I’m not a big fan of “balance”, at least not as the term is typically used. If you look at the many meanings of the word balance, from weights and measures to accounting, most of them mean to make equal. To add or subtract from two separate and different amounts until each side has come to a middle amount, or to find a something in between one extreme and the next. I think this is a flawed idea, when applied to ourselves and how we should feel and act, and here is why.
Two extremes are not equal in worth, even if they are equal in validity. For example, being selfish is not equal in worth as being generous. But (without getting into too much semantics) they are equal in validity–sometimes it is “better” to be selfish, while other times it is “better” to be generous. For true balance between generosity and selfishness you would need to counter every act of generosity with selfishness, and vice versa. Which makes no sense–if you live in an environment where you are abused emotionally and taken advantage of, selfishness (done well) can be healthy and healing. And there are circumstances in which generosity can be equally healthy and healing (I’m sure we can easily think of examples).
What matters is not something between generosity and selfishness (which would essentially be nothing, since they pretty much cancel each other out), but rather the interplay of generosity AND selfishness in constant flux, responding to the demands of our environment. What we need is equilibrium.
In chemistry, equilibrium describes a type of balance where a chemical reaction proceeds at that same rate as its reverse reaction. It works something like this:
First, when you have a system made up of a bunch of molecules, those molecules sometimes combine. That’s the idea of a chemical reaction. Second, a chemical reaction sometimes starts at one point and moves to another. Now imagine the reaction finished and you have a pile of new chemicals. Guess what? Some of those chemicals want to go through a reverse chemical reaction and become the original molecules again…
Put those two ideas together and you have equilibrium:
1. Two reactants combine to make a product.
2. Products like to break apart and turn back into the reactants.
There is a point where those two reactions happen and you can’t tell that any reactions are happening. That’s the point when the reaction looks like it is finished. In reality, some of the molecules are turning into products and some are turning back into reactants. You need to imagine that you’re as small as a molecule and you’re watching all of these parts bouncing around and changing back and forth. Just staring at a test tube, you won’t generally notice a change in their numbers. That’s what equilibrium really is. The overall reaction is happy. There is no pressure greater in one direction over another.
When we exist in a state of emotional equilibrium, we allow ourselves to feel the range of our emotions and feelings and recognize that they all have validity, but are not of equal worth for any given situation. There are times in our lives when sadness or anger is more healthy and appropriate than happiness. Where emotions like grief and heartbreak are cathartic, even though we don’t think so at the time. Where failure is necessary to build a character worthy of success…if you let it. Spiritually, there may be times when introspection is “better” than practice, or when practice is more important than thought. Physically, there are times when sitting on your duff and eating a bar of chocolate is more useful and nourishing than running a mile and noshing of a bag of carrots.

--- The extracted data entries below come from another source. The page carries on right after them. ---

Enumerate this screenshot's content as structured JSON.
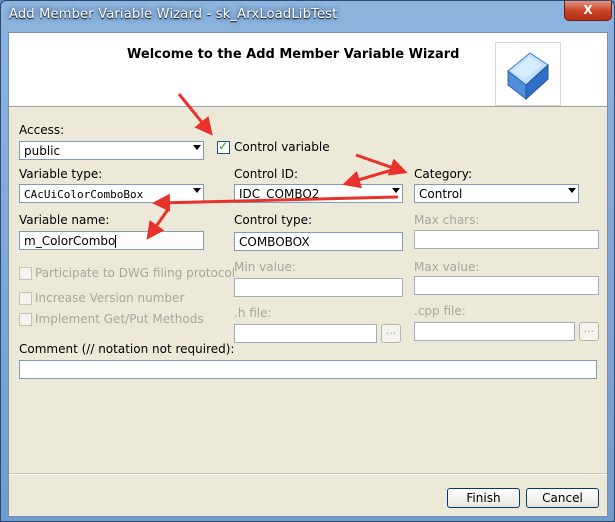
{
  "window": {
    "title": "Add Member Variable Wizard - sk_ArxLoadLibTest",
    "close_label": "X"
  },
  "header": {
    "title": "Welcome to the Add Member Variable Wizard"
  },
  "form": {
    "access": {
      "label": "Access:",
      "value": "public"
    },
    "control_variable": {
      "label": "Control variable",
      "checked": true
    },
    "variable_type": {
      "label": "Variable type:",
      "value": "CAcUiColorComboBox"
    },
    "control_id": {
      "label": "Control ID:",
      "value": "IDC_COMBO2"
    },
    "category": {
      "label": "Category:",
      "value": "Control"
    },
    "variable_name": {
      "label": "Variable name:",
      "value": "m_ColorCombo"
    },
    "control_type": {
      "label": "Control type:",
      "value": "COMBOBOX"
    },
    "max_chars": {
      "label": "Max chars:",
      "value": ""
    },
    "participate_dwg": {
      "label": "Participate to DWG filing protocol"
    },
    "increase_version": {
      "label": "Increase Version number"
    },
    "implement_getput": {
      "label": "Implement Get/Put Methods"
    },
    "min_value": {
      "label": "Min value:",
      "value": ""
    },
    "max_value": {
      "label": "Max value:",
      "value": ""
    },
    "h_file": {
      "label": ".h file:",
      "value": "",
      "browse": "..."
    },
    "cpp_file": {
      "label": ".cpp file:",
      "value": "",
      "browse": "..."
    },
    "comment": {
      "label": "Comment (// notation not required):",
      "value": ""
    }
  },
  "buttons": {
    "finish": "Finish",
    "cancel": "Cancel"
  },
  "colors": {
    "annotation_arrow": "#e8312a",
    "title_bar": "#7aa5d6",
    "dialog_face": "#ece9d8"
  }
}
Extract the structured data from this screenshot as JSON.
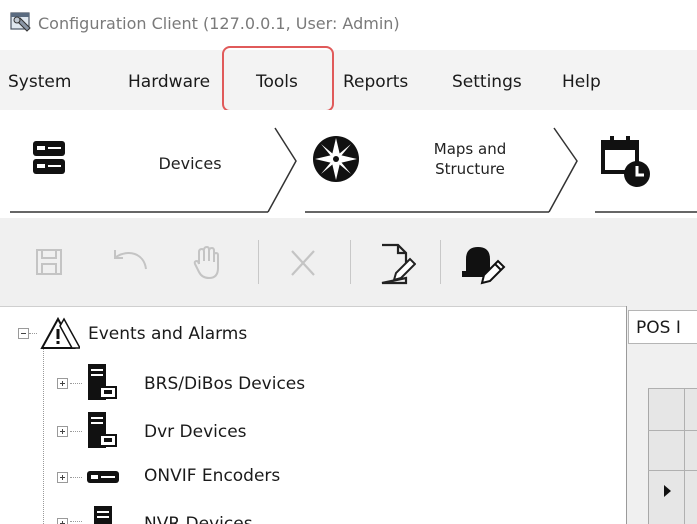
{
  "window": {
    "title": "Configuration Client (127.0.0.1, User: Admin)",
    "app_icon": "configuration-client-icon"
  },
  "menu": {
    "items": [
      {
        "label": "System"
      },
      {
        "label": "Hardware"
      },
      {
        "label": "Tools"
      },
      {
        "label": "Reports"
      },
      {
        "label": "Settings"
      },
      {
        "label": "Help"
      }
    ],
    "highlighted": "Tools",
    "highlight_color": "#e05a5a"
  },
  "ribbon": {
    "items": [
      {
        "label": "Devices",
        "icon": "server-icon"
      },
      {
        "label_line1": "Maps and",
        "label_line2": "Structure",
        "icon": "compass-icon"
      },
      {
        "icon": "calendar-clock-icon"
      }
    ]
  },
  "toolbar": {
    "buttons": [
      {
        "icon": "save-icon",
        "enabled": false
      },
      {
        "icon": "undo-icon",
        "enabled": false
      },
      {
        "icon": "hand-icon",
        "enabled": false
      },
      {
        "icon": "delete-icon",
        "enabled": false
      },
      {
        "icon": "edit-page-icon",
        "enabled": true
      },
      {
        "icon": "alarm-edit-icon",
        "enabled": true
      }
    ]
  },
  "tree": {
    "root": {
      "label": "Events and Alarms",
      "icon": "warning-triangle-icon",
      "expanded": true
    },
    "children": [
      {
        "label": "BRS/DiBos Devices",
        "icon": "device-tower-icon"
      },
      {
        "label": "Dvr Devices",
        "icon": "device-tower-icon"
      },
      {
        "label": "ONVIF Encoders",
        "icon": "encoder-icon"
      },
      {
        "label": "NVR Devices",
        "icon": "device-tower-icon"
      }
    ]
  },
  "right_panel": {
    "tab_label": "POS I"
  }
}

In my practice and belief, existing in equilibrium is essential. When we think of ourselves as cauldrons of consciousness, the sensation and experience that define us is in dynamic equilibrium. Equilibrium is the back and forth interplay between that sensation and experience which allows us to meet the Divine; it is the equilibrium between our soul-states that allow us to deepen our understanding of the world around us so that sensation and experience have meaning down to our very core. Equilibrium is about finding the sweet spot where all of these things are acceptable and valued in their own time and set(s) of conditions. Where something in balance topples over at the first sign of stress, a system in equilibrium shifts around until the stress is absorbed into the system and a new equilibrium is achieved (in chemistry, this is called Le Chatelier’s Principle).